Nevertheless, some have insisted that the term Union Jack refers only to a special nautical flag flown on the jack staff at the bow of ships. The term jack refers to these specific maritime flags not only in Britain, but in nations around the world. In the United States, for example, the jack is the union of stars displayed without the field of thirteen red and white stripes. So, in that sense the U.S. jack could also be called a “Union Jack,” but it is simply call the United State Jack. Jacks flown by other nations may not necessarily be a union device, but some other design adopted to be flown on the jack staff of their ships.
Still, call the U.K.’s flag the Union Jack, and a vexillologist could be quick to point out that on land the flag was to be called the Union Flag, and it could only be called the Union Jack when displayed on the jack staff of a vessel.
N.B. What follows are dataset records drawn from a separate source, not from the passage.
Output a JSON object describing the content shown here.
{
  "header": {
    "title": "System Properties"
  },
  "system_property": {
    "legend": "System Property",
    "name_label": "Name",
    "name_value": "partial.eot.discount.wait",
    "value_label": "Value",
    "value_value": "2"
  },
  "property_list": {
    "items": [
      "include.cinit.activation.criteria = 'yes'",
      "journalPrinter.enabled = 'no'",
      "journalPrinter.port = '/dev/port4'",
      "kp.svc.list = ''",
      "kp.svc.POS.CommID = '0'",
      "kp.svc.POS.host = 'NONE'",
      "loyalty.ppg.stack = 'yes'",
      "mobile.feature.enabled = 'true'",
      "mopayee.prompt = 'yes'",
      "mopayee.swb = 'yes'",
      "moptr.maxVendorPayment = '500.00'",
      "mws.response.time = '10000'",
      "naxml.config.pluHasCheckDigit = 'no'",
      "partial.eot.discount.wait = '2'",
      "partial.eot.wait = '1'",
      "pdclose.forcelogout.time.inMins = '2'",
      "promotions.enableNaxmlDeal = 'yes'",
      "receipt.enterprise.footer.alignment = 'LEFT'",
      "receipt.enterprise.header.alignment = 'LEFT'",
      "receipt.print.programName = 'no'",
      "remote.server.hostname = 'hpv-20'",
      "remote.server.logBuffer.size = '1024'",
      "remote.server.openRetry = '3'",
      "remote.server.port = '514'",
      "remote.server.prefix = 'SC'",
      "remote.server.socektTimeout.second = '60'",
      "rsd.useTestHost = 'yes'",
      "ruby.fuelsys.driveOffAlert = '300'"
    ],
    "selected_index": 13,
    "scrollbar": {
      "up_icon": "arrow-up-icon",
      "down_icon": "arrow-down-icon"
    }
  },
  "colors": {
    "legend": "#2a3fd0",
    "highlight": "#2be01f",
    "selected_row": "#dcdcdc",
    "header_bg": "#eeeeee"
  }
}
I must admit that I have often avoided using the term “Union Jack” just to avoid the debate.
Now, however, Graham Bartram has come to the rescue. Bartram is the Chief Vexillologist of Britain’s Flag Institute. Having made a careful and exhaustive study of the question, Bartram has determined that the term Union Jack has been used historically to describe the Union Flag whether flown on land or as a jack aboard a ship. So, vexillologists and other flag enthusiasts can relax as either name is perfectly correct. O.K., so if it is flown on a jack staff it is correctly termed a jack, but the design of the jack is, yes indeed, the Union Flag.
So, three cheers for the Union Jack. It is after all an ancestor of our own Stars and Stripes. We inherited our national colors of red white and blue and the concept of a union flag from the Union Jack, and that should give Americans the right to call the flag by its familiar name. Three cheers for the Union Flag sounds too formal and stuffy anyway.